Witt, a skillful reporter who has been writing complex stories about racial controversies, wrote in an e-mail Thursday that the story has been reviled and praised. Some of the hundreds of e-mails and Web postings he has seen show people reading into the article whatever fits their preconceived ideas and prejudices.

But other readers sent messages expressing concern that the paper’s coverage of this and the Duke case was “pandering to bigots.” They wrote that the topic of race and crime is too easily manipulated.

The story, labeled a “Tribune Special Report,” demanded careful treatment for such a volatile subject. The juxtaposition of the photo of a smiling young white couple and then passport-size photos of three sullen black men and a black woman said more than it meant to.

The packaging of the article, the task of editors, not reporters, is a sharp reminder of how critically important the position on the page plus the headlines, labels and photo captions are to readers’ perceptions, even before they read the story.

The crime was covered locally in Knoxville and still receives much regional attention, because of continuing demonstrations by members of neo-Nazi groups and other white supremacists.

Extremist groups have used it as a recruiting tool on the Internet and spread rumors and false details of the murders along with allegations of a media double standard. Five months after the crime, the Knoxville News-Sentinel ran a front-page story separating fact from fiction in the case.

A few days before the hate-crime story, the Tribune published a Commentary page article on the same topic by syndicated columnist Leonard Pitts.

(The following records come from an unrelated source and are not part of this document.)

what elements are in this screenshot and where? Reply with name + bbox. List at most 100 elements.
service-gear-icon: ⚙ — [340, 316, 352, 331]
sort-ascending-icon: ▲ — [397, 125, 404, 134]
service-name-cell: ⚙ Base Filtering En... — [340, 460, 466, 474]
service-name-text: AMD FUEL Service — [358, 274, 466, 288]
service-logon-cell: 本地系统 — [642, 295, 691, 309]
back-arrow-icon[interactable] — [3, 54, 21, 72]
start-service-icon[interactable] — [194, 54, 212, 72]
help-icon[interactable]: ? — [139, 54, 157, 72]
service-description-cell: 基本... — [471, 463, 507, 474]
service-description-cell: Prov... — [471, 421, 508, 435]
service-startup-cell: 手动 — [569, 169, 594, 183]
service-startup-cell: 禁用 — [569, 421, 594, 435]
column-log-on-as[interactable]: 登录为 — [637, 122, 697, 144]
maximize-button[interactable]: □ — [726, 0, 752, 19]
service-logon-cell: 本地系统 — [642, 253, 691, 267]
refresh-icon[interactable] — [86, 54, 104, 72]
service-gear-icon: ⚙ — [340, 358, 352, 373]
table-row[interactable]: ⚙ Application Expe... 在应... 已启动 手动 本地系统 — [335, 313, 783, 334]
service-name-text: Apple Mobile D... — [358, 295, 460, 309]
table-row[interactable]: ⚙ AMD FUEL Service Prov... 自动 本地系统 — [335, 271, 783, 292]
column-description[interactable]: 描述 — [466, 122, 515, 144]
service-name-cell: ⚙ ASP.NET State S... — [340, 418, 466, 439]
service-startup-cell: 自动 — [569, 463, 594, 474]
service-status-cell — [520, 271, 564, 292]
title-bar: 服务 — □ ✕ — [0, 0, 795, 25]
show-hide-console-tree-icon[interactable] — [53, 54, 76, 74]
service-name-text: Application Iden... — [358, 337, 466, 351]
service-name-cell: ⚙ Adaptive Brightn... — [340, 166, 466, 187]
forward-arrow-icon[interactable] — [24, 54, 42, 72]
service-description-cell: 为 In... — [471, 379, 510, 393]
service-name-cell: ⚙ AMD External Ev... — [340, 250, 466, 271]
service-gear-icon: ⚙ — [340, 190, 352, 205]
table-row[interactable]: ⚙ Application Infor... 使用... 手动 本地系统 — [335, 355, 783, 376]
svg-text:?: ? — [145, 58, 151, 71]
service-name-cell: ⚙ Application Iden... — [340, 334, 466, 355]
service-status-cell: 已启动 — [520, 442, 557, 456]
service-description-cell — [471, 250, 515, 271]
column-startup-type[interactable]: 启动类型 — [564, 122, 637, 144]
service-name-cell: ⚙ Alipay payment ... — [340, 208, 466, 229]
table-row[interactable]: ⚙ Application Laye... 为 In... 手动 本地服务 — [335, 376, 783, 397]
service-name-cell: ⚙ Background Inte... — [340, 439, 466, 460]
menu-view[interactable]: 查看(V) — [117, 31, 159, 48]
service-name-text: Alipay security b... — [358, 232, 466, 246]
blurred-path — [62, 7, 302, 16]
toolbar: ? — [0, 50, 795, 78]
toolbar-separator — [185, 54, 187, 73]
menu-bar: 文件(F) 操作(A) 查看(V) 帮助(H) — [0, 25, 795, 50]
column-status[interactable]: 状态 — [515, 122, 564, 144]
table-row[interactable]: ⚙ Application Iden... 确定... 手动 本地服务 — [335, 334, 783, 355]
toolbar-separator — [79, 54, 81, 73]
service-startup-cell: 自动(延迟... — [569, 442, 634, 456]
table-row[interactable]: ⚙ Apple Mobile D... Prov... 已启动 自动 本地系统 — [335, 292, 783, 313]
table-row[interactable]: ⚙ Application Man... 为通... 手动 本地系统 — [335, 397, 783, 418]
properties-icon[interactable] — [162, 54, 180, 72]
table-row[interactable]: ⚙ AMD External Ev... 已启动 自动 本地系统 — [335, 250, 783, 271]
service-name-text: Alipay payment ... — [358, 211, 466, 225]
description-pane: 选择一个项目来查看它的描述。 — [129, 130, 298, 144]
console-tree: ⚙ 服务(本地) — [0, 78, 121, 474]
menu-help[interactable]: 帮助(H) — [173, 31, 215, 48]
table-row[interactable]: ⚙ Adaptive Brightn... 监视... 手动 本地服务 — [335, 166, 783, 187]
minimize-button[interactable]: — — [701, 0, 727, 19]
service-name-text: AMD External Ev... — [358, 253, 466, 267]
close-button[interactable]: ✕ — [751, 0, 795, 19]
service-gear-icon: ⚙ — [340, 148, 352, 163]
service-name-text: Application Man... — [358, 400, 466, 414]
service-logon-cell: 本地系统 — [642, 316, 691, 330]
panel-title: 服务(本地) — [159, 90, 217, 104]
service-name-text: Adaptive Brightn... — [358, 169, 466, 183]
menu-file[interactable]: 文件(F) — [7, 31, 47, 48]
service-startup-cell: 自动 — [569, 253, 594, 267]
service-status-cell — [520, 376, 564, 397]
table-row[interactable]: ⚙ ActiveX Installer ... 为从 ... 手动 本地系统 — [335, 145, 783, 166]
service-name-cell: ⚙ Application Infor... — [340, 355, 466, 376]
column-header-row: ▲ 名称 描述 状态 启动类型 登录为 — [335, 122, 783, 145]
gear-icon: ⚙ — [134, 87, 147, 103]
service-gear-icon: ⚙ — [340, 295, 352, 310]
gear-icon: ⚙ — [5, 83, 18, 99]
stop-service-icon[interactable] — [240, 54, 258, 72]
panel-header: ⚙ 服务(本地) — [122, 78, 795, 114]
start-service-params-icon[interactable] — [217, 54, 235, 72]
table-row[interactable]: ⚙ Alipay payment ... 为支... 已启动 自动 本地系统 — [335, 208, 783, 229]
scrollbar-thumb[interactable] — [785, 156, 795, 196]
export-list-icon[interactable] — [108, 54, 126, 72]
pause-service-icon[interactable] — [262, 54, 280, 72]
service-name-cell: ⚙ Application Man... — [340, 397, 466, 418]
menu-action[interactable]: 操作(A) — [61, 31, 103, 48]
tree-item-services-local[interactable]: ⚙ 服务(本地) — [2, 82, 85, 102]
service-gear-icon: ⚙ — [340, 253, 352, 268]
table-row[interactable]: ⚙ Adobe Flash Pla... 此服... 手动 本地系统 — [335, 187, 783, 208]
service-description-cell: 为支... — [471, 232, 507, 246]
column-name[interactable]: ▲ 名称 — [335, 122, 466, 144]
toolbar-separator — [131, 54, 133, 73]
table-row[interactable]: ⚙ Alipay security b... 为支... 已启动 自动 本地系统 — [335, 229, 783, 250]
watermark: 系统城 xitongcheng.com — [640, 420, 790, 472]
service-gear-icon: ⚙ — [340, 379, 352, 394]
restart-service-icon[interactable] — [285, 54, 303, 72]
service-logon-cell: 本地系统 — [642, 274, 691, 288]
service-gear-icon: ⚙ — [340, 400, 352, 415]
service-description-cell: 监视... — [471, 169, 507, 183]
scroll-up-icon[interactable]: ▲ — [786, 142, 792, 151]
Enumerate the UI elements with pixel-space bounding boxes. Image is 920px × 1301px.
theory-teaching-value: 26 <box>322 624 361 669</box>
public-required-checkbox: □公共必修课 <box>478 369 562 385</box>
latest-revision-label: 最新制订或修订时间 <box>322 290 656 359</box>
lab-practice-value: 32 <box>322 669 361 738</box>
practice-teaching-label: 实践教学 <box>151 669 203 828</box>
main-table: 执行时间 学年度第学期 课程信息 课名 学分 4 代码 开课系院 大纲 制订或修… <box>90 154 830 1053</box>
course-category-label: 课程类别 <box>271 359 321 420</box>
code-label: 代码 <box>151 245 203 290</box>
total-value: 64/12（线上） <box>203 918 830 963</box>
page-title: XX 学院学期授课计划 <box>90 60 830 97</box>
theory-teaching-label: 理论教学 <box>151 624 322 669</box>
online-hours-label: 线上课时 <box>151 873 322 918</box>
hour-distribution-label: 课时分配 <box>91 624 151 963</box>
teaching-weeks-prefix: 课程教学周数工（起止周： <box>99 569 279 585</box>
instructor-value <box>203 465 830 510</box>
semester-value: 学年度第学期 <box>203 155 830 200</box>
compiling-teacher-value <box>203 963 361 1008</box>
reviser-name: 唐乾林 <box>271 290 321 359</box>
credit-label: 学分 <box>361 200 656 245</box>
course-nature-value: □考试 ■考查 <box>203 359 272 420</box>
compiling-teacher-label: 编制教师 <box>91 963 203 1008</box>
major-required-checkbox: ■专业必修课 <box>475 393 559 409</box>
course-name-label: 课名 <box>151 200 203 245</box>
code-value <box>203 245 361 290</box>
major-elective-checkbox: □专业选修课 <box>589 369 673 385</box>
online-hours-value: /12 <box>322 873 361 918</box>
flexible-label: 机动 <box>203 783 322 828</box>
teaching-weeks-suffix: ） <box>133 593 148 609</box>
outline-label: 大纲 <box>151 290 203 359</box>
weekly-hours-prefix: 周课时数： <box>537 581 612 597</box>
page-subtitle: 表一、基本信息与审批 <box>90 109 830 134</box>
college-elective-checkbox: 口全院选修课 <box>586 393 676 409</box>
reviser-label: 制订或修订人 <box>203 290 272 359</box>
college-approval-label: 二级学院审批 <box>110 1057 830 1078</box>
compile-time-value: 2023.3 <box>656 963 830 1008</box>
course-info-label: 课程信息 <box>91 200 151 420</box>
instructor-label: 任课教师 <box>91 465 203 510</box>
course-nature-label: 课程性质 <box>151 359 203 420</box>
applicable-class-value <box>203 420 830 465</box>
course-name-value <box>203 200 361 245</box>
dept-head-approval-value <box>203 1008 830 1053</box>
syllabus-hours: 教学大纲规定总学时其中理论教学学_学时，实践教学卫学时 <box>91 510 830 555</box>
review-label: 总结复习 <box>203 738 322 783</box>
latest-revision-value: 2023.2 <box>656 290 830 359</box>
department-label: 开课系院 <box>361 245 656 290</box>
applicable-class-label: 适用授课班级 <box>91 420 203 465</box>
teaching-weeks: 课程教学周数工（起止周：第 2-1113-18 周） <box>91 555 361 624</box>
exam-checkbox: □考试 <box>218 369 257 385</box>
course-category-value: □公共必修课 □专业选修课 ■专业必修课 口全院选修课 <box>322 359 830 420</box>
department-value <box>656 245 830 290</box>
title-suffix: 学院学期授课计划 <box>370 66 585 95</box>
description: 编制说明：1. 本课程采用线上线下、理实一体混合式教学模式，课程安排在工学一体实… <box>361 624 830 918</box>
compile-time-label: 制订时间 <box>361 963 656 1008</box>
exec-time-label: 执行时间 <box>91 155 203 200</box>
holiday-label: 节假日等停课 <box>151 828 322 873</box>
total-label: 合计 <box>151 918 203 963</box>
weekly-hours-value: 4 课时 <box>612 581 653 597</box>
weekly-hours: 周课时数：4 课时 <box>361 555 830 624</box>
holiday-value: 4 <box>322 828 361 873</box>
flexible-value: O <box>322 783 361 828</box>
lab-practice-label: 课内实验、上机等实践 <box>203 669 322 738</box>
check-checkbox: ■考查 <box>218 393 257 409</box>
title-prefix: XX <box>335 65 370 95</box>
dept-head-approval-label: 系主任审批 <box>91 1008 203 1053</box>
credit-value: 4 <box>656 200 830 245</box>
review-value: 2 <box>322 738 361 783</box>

The “white supremacists and conservatives” who are pushing the Tennessee story, Pitts wrote, are “so abysmally, stupidly, self-servingly wrong” that he could not help but respond.

So did many readers, including one who wrote, “the media has never shied away from covering black crime—whether the victims are white or black.” She also noted that the issue is not just about the perpetrators of crime, contending that stories about white female victims are more likely to make headlines than stories about black female victims.

The story should have probed deeper and given more context to the issues. While the connection between race and crime is a complex subject for any writer, readers expect a special report in the newspaper to be special and its presentation precise.